Doch gerade in den letzten Zehntelprozentpunkten hält sich die Inflation historisch betrachtet oft hartnäckig und dürfte die Geduld von Währungshütern und Immobilienbranche gleichermaßen auf die Probe stellen. Vor allem das nach wie vor hohe Niveau der Kerninflation steht der Hoffnung auf eine rasche Fortsetzung der Zinswende entgegen.
Entsprechend sollten Immobilieninteressenten nicht wie die Schlange vor dem Kaninchen in Schockstarre vor der Entwicklung der Bauzinsen verharren, die um 3,50 Prozent pendeln. Wer zu lange auf fallende Zinsen und damit möglicherweise etwas günstigere Finanzierungskonditionen wartet, verpasst nicht nur attraktivere Kaufgelegenheiten, sondern zahlt auch länger stetig steigende Mieten.
Kehrseite des verpassten Immobilienkaufs
Denn das ist die oft unterschätzte Kehrseite des verpassten Immobilienkaufs: Jede Miete nagt am Vermögen und an den eigenen Gestaltungsmöglichkeiten. Erst recht in Zeiten, in denen Wohnraum immer knapper wird. Die Preisspirale bei den Mieten dreht sich unweigerlich nach oben, während auch die Immobilienpreise nach einer Phase der Stabilisierung erste Anzeichen eines Anstiegs senden.

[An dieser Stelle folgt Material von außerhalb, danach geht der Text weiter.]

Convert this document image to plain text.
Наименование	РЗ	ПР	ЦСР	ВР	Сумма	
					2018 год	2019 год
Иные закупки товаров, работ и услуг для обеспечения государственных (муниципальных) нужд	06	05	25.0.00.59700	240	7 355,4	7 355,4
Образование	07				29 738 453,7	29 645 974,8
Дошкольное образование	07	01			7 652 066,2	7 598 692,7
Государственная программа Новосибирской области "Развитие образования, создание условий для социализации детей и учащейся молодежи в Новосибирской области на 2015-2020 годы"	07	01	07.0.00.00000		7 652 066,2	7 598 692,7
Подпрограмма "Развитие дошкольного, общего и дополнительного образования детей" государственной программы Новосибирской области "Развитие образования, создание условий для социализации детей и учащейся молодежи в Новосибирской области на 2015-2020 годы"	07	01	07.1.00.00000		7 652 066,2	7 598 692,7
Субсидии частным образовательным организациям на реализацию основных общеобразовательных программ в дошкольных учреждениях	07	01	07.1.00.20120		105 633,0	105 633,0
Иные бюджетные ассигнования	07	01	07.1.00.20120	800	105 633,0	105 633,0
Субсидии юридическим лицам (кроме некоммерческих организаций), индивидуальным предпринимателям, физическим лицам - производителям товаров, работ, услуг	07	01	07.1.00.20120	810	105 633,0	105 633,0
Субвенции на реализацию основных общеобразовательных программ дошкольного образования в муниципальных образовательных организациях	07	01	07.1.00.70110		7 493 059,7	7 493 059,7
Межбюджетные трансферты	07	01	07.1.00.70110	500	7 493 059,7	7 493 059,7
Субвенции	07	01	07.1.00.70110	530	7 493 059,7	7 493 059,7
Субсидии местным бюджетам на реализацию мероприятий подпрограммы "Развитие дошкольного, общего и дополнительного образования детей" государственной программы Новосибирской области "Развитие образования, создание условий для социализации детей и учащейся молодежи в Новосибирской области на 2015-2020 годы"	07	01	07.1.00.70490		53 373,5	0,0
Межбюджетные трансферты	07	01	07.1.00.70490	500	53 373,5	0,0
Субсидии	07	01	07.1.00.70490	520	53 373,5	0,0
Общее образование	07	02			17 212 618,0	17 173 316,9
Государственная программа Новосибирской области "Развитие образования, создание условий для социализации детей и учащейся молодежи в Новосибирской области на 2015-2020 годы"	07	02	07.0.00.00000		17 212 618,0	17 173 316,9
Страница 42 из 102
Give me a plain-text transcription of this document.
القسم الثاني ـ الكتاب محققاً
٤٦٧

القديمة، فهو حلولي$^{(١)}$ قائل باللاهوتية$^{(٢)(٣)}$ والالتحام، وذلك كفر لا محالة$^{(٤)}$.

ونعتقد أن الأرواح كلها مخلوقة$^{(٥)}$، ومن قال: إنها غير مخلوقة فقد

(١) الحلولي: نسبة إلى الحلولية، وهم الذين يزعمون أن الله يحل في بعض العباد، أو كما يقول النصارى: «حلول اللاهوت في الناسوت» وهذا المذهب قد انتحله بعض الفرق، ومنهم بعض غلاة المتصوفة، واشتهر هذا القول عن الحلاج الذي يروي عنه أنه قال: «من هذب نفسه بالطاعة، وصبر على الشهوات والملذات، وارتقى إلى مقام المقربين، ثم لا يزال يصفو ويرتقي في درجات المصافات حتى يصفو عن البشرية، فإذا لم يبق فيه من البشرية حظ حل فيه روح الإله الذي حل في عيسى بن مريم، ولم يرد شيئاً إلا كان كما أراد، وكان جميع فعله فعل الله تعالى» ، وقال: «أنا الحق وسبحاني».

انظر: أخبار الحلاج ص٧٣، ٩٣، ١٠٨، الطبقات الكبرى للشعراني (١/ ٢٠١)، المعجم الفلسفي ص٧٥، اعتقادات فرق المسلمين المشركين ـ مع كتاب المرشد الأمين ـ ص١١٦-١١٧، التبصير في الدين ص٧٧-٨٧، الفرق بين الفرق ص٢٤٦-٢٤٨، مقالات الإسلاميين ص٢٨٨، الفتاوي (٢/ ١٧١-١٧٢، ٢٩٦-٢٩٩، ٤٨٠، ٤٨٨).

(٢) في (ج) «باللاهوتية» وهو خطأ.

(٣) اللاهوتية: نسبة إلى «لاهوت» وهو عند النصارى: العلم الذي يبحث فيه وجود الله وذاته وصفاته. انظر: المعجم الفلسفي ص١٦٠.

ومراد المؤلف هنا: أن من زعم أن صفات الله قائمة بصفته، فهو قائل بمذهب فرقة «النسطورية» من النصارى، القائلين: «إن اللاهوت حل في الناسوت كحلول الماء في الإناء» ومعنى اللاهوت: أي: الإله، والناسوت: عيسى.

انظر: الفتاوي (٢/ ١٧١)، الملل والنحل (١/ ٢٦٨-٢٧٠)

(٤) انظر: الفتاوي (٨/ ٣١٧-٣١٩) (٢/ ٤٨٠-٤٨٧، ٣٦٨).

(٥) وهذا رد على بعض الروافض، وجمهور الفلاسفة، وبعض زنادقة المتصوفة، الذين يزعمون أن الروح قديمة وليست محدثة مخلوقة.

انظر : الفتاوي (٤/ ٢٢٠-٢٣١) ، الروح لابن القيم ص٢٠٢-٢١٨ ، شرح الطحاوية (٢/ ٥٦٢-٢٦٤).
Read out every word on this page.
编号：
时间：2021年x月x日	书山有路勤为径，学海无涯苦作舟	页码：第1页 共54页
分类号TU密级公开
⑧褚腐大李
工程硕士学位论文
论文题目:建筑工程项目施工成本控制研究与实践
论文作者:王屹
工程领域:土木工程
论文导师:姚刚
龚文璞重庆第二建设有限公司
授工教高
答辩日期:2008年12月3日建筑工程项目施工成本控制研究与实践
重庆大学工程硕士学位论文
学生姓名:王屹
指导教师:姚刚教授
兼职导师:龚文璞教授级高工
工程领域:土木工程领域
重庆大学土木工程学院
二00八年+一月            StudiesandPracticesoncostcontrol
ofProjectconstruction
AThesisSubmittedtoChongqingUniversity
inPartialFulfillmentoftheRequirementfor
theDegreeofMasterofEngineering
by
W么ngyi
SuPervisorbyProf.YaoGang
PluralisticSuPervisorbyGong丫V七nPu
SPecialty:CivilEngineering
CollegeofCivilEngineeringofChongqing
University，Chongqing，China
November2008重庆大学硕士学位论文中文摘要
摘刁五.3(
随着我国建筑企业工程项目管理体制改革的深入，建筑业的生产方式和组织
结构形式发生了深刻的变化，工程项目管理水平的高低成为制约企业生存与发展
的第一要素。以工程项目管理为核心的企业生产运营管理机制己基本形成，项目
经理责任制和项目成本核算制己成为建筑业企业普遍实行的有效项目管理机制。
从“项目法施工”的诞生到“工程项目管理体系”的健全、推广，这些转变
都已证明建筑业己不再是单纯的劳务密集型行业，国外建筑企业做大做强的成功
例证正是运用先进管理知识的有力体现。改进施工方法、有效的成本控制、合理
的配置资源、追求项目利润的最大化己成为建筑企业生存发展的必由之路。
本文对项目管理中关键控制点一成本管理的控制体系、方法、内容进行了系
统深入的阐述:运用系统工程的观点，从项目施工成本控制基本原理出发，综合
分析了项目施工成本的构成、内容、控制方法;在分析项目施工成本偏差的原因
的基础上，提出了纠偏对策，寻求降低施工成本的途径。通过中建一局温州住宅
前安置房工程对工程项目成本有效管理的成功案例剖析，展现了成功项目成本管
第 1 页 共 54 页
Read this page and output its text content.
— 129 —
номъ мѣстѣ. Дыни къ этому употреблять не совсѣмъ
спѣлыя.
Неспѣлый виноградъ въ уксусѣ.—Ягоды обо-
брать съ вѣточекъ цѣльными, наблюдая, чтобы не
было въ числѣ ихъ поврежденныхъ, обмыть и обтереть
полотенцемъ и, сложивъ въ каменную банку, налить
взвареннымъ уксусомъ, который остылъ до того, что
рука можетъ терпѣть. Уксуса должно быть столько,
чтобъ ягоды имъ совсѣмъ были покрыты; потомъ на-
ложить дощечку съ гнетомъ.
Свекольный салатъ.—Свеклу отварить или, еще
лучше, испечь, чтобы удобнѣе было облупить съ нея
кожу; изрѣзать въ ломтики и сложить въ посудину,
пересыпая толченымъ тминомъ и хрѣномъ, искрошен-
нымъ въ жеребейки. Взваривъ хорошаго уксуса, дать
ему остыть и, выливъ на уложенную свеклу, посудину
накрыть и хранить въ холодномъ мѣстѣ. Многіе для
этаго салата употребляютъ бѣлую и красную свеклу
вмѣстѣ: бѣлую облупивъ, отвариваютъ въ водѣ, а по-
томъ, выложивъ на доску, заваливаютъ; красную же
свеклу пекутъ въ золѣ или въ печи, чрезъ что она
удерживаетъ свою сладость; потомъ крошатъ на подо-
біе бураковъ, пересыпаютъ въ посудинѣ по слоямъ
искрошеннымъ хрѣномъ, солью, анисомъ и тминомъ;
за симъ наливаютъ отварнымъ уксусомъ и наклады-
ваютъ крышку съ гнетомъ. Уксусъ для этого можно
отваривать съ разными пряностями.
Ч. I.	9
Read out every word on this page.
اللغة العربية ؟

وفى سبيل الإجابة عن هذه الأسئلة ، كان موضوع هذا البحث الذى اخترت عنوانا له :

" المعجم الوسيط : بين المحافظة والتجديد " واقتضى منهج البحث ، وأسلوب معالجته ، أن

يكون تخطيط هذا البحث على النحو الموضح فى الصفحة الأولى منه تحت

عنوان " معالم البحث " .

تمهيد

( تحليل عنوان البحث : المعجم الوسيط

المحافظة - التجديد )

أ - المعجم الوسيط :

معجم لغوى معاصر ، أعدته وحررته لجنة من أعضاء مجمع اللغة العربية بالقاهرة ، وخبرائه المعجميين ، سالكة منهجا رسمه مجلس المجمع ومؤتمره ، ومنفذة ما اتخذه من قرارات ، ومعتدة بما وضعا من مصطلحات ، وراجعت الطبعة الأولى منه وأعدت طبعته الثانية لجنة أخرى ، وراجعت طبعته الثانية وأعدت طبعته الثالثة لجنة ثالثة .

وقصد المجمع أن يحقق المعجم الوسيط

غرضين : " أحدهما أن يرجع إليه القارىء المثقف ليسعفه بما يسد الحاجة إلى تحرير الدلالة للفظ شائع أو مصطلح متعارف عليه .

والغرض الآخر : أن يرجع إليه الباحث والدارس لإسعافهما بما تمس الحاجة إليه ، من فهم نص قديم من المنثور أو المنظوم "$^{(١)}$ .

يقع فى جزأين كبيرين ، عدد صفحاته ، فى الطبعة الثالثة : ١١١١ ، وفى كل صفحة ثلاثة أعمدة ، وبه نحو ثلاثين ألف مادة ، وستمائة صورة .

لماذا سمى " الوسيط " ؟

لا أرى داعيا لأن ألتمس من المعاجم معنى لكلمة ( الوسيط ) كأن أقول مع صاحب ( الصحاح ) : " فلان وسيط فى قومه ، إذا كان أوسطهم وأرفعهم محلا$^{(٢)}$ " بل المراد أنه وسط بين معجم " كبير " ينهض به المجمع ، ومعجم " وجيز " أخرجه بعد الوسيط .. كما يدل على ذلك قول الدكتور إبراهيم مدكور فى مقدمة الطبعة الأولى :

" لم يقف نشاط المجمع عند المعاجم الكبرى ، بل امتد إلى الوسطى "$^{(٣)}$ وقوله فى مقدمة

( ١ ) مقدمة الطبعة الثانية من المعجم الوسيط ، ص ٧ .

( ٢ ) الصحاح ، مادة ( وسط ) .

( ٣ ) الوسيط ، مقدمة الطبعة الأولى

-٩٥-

Die Gefahr, den richtigen Zeitpunkt für den Erwerb der eigenen vier Wände zu verpassen, ist real und wird von Monat zu Monat größer. Dabei bietet die aktuelle Situation den Käufern noch alle Möglichkeiten: Wer in naher Zukunft seine Immobilie findet, erhält Planungssicherheit für den Rest seines Lebens. Immobilienerwerber sichern sich eine potenziell steigende Wertanlage zu einer festen Rate und sind für die nächsten Jahrzehnte frei von ausufernden Mietsteigerungen, die gerade im Alter zu einer echten Belastung der Lebensqualität werden können.